I know people who have no idea about customization -- they just start it 
up and feed in a URL.  You can probably guess what I think of such people.

> The closest convincing argument I could find for doing vertical tabs 
> natively is an enterprise policy blocking the installation of add-ons, 
> but come on, can't you just talk to your IT about it? If everything is 
> just going to be justified by "but my enterprise IT doesn't allow me to 
> install add-ons" Firefox is just going to be bloated with features most 
> people wouldn't need.
Over the decades Firefox (and Thunderbird too) has implemented 
"improvements" that eliminated the use of many extensions that I loved 
and crippled many of the others.  Tab Mix Plus was perfect.  The guy 
made some changes so that it could still be used, but since nobody was 
willing to pay him to do a complete conversion he just dropped the 
project.  NONE of the replacements work as well.

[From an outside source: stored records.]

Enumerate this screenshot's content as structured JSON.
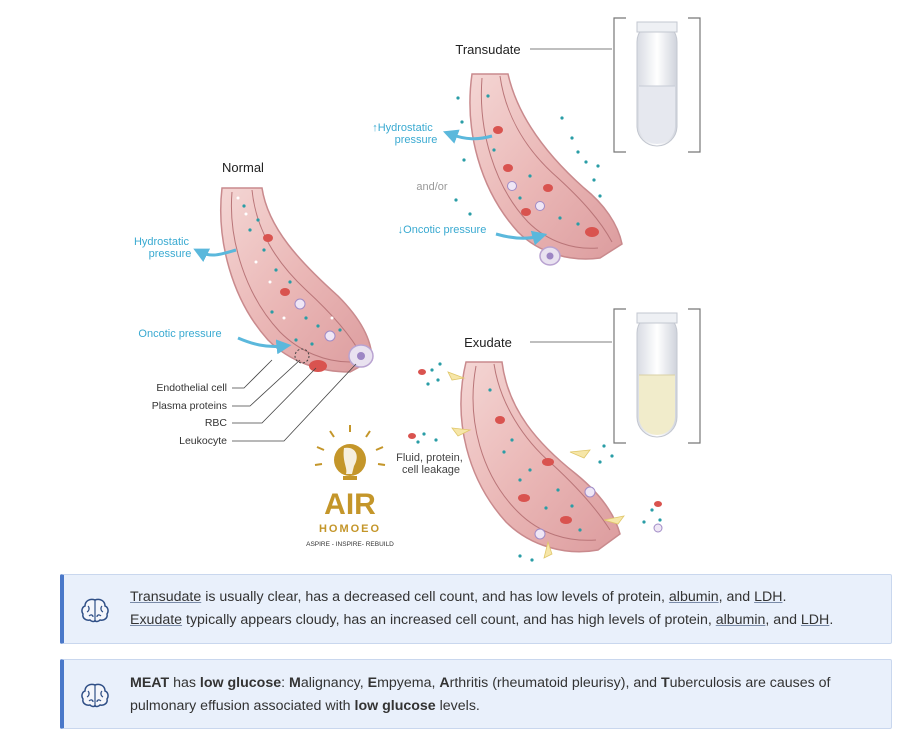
{
  "figure": {
    "normal": {
      "title": "Normal",
      "hydrostatic": [
        "Hydrostatic",
        "pressure"
      ],
      "oncotic": "Oncotic pressure",
      "legend": [
        "Endothelial cell",
        "Plasma proteins",
        "RBC",
        "Leukocyte"
      ]
    },
    "transudate": {
      "title": "Transudate",
      "hydrostatic": [
        "↑Hydrostatic",
        "pressure"
      ],
      "andor": "and/or",
      "oncotic": "↓Oncotic pressure",
      "tube_fluid_color": "#e6e8ef"
    },
    "exudate": {
      "title": "Exudate",
      "leak": [
        "Fluid, protein,",
        "cell leakage"
      ],
      "tube_fluid_color": "#f1eccb"
    },
    "logo": {
      "name": "AIR",
      "sub": "HOMOEO",
      "tagline": "ASPIRE - INSPIRE- REBUILD"
    },
    "colors": {
      "label_blue": "#3aaad1",
      "vessel": "#e3a9ab",
      "arrow_blue": "#5bb8dc",
      "logo_gold": "#c4962a"
    }
  },
  "callouts": [
    {
      "icon": "brain-icon",
      "line1": {
        "t1": "Transudate",
        "t2": " is usually clear, has a decreased cell count, and has low levels of protein, ",
        "t3": "albumin",
        "t4": ", and ",
        "t5": "LDH",
        "t6": "."
      },
      "line2": {
        "t1": "Exudate",
        "t2": " typically appears cloudy, has an increased cell count, and has high levels of protein, ",
        "t3": "albumin",
        "t4": ", and ",
        "t5": "LDH",
        "t6": "."
      }
    },
    {
      "icon": "brain-icon",
      "line1": {
        "a": "MEAT",
        "b": " has ",
        "c": "low glucose",
        "d": ": ",
        "e": "M",
        "f": "alignancy, ",
        "g": "E",
        "h": "mpyema, ",
        "i": "A",
        "j": "rthritis (rheumatoid pleurisy), and ",
        "k": "T",
        "l": "uberculosis are causes of"
      },
      "line2": {
        "a": "pulmonary effusion associated with ",
        "b": "low glucose",
        "c": " levels."
      }
    }
  ]
}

No idea what the philosophy behind such 'improvements' is, but I have 
gained NOTHING since Firefox 57 (or so -- whenever the big change 
occurred), and I finally stopped updating at FF82.  Biggest problem is 
the inability to change the typeface in the toolbars and menus -- 
they're small and light and a bitch to read.  Surely the ability to 
NATIVELY change the text of the program itself (formerly dealt with via 
the .css file) should be a basic function.  Now it's not even possible.

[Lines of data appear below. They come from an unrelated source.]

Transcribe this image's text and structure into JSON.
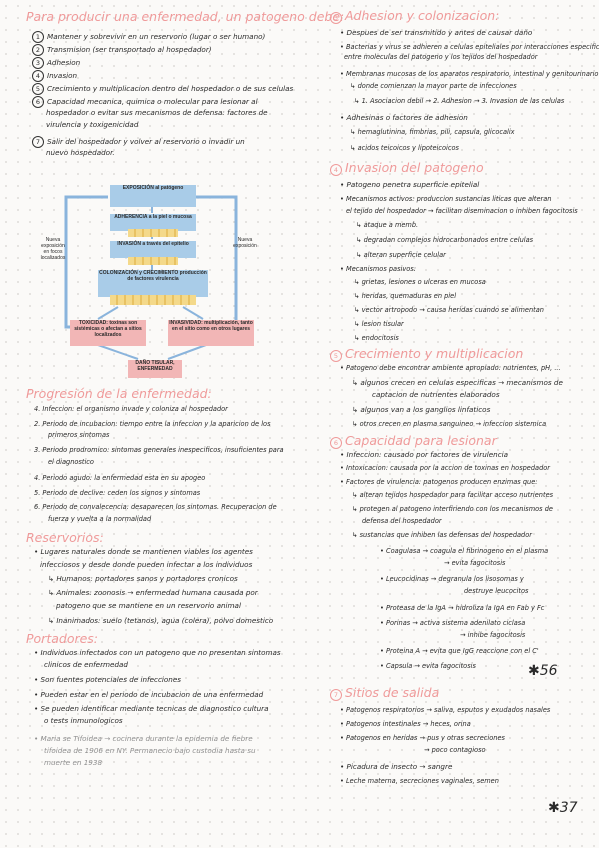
{
  "left": {
    "title": "Para producir una enfermedad, un patogeno debe:",
    "steps": [
      "Mantener y sobrevivir en un reservorio (lugar o ser humano)",
      "Transmision (ser transportado al hospedador)",
      "Adhesion",
      "Invasion",
      "Crecimiento y multiplicacion dentro del hospedador o de sus celulas",
      "Capacidad mecanica, quimica o molecular para lesionar al",
      "Salir del hospedador y volver al reservorio o invadir un"
    ],
    "step6_cont1": "hospedador o evitar sus mecanismos de defensa: factores de",
    "step6_cont2": "virulencia y toxigenicidad",
    "step7_cont": "nuevo hospedador.",
    "diagram": {
      "box1": "EXPOSICIÓN al patógeno",
      "box2": "ADHERENCIA a la piel o mucosa",
      "box3": "INVASIÓN a través del epitelio",
      "box4": "COLONIZACIÓN y CRECIMIENTO producción de factores virulencia",
      "box5": "TOXICIDAD: toxinas son sistémicas o afectan a sitios localizados",
      "box6": "INVASIVIDAD: multiplicación, tanto en el sitio como en otros lugares",
      "box7": "DAÑO TISULAR, ENFERMEDAD",
      "left_label": "Nueva exposición en focos localizados",
      "right_label": "Nueva exposición"
    },
    "progression": {
      "title": "Progresión de la enfermedad:",
      "items": [
        "4. Infeccion: el organismo invade y coloniza al hospedador",
        "2. Periodo de incubacion: tiempo entre la infeccion y la aparicion de los",
        "3. Periodo prodromico: sintomas generales inespecificos, insuficientes para",
        "4. Periodo agudo: la enfermedad esta en su apogeo",
        "5. Periodo de declive: ceden los signos y sintomas",
        "6. Periodo de convalecencia: desaparecen los sintomas. Recuperacion de"
      ],
      "item2_cont": "primeros sintomas",
      "item3_cont": "el diagnostico",
      "item6_cont": "fuerza y vuelta a la normalidad"
    },
    "reservorios": {
      "title": "Reservorios:",
      "line1": "Lugares naturales donde se mantienen viables los agentes",
      "line2": "infecciosos y desde donde pueden infectar a los individuos",
      "humanos": "Humanos: portadores sanos y portadores cronicos",
      "animales1": "Animales: zoonosis → enfermedad humana causada por",
      "animales2": "patogeno que se mantiene en un reservorio animal",
      "inanimados": "Inanimados: suelo (tetanos), agua (colera), polvo domestico"
    },
    "portadores": {
      "title": "Portadores:",
      "b1": "Individuos infectados con un patogeno que no presentan sintomas",
      "b1c": "clinicos de enfermedad",
      "b2": "Son fuentes potenciales de infecciones",
      "b3": "Pueden estar en el periodo de incubacion de una enfermedad",
      "b4": "Se pueden identificar mediante tecnicas de diagnostico cultura",
      "b4c": "o tests inmunologicos",
      "note1": "Maria se Tifoidea → cocinera durante la epidemia de fiebre",
      "note2": "tifoidea de 1906 en NY. Permanecio bajo custodia hasta su",
      "note3": "muerte en 1938"
    }
  },
  "right": {
    "s3": {
      "title": "Adhesion y colonizacion:",
      "b1": "Despues de ser transmitido y antes de causar daño",
      "b2": "Bacterias y virus se adhieren a celulas epiteliales por interacciones especificas",
      "b2c": "entre moleculas del patogeno y los tejidos del hospedador",
      "b3": "Membranas mucosas de los aparatos respiratorio, intestinal y genitourinario",
      "b3s1": "donde comienzan la mayor parte de infecciones",
      "b3s2": "1. Asociacion debil → 2. Adhesion → 3. Invasion de las celulas",
      "b4": "Adhesinas o factores de adhesion",
      "b4s1": "hemaglutinina, fimbrias, pili, capsula, glicocalix",
      "b4s2": "acidos teicoicos y lipoteicoicos"
    },
    "s4": {
      "title": "Invasion del patogeno",
      "b1": "Patogeno penetra superficie epitelial",
      "b2": "Mecanismos activos: produccion sustancias liticas que alteran",
      "b2c": "el tejido del hospedador → facilitan diseminacion o inhiben fagocitosis",
      "b2s1": "ataque a memb.",
      "b2s2": "degradan complejos hidrocarbonados entre celulas",
      "b2s3": "alteran superficie celular",
      "b3": "Mecanismos pasivos:",
      "b3s1": "grietas, lesiones o ulceras en mucosa",
      "b3s2": "heridas, quemaduras en piel",
      "b3s3": "vector artropodo → causa heridas cuando se alimentan",
      "b3s4": "lesion tisular",
      "b3s5": "endocitosis"
    },
    "s5": {
      "title": "Crecimiento y multiplicacion",
      "b1": "Patogeno debe encontrar ambiente apropiado: nutrientes, pH, ...",
      "s1": "algunos crecen en celulas especificas → mecanismos de",
      "s1c": "captacion de nutrientes elaborados",
      "s2": "algunos van a los ganglios linfaticos",
      "s3": "otros crecen en plasma sanguineo → infeccion sistemica"
    },
    "s6": {
      "title": "Capacidad para lesionar",
      "b1": "Infeccion: causado por factores de virulencia",
      "b2": "Intoxicacion: causada por la accion de toxinas en hospedador",
      "b3": "Factores de virulencia: patogenos producen enzimas que:",
      "b3s1": "alteran tejidos hospedador para facilitar acceso nutrientes",
      "b3s2": "protegen al patogeno interfiriendo con los mecanismos de",
      "b3s2c": "defensa del hospedador",
      "b3s3": "sustancias que inhiben las defensas del hospedador",
      "coag": "Coagulasa → coagula el fibrinogeno en el plasma",
      "coagc": "→ evita fagocitosis",
      "leuco": "Leucocidinas → degranula los lisosomas y",
      "leucoc": "destruye leucocitos",
      "iga": "Proteasa de la IgA → hidroliza la IgA en Fab y Fc",
      "porinas": "Porinas → activa sistema adenilato ciclasa",
      "porinasc": "→ inhibe fagocitosis",
      "protA": "Proteina A → evita que IgG reaccione con el C'",
      "capsula": "Capsula → evita fagocitosis",
      "mark": "✱56"
    },
    "s7": {
      "title": "Sitios de salida",
      "b1": "Patogenos respiratorios → saliva, esputos y exudados nasales",
      "b2": "Patogenos intestinales → heces, orina",
      "b3": "Patogenos en heridas → pus y otras secreciones",
      "b3c": "→ poco contagioso",
      "b4": "Picadura de insecto → sangre",
      "b5": "Leche materna, secreciones vaginales, semen",
      "mark": "✱37"
    }
  }
}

I loved Netscape.  I could make it look and work the way I wanted it 
to look and work. Over the decades FF and TB have become LESS 
configurable.  I also run the nightly version with minimal 
personalization just so I know what's happening -- I'm not a COMPLETE 
luddite.

Configurability is a big plus, and the main reason I'm unwilling to 
change to one of the newer browsers;  it seems counterproductive for 
Mozilla to cripple their one big advantage.

 
0x4C3DD
Strollin' around

the ARC browser - demonstrating sidebar and split screen tabsthe ARC browser - demonstrating sidebar and split screen tabs

#ARC Browser did it right. Unfortunately, Windows devices still now doesn't have support, and it's Chromium based.
But, Vertical Tabs & Split-screen tabs, is literally the need of the hour.

 

avijayr
Strollin' around

Is this even being considered for implementation?

I have been with FF (and use nightlies as my daily driver for the past few years - even earlier when they were called alphas, etc)

I'm surprised that Mozilla is keeping silent on this much-requested feature! Using extensions for something this basic/native should not be the case.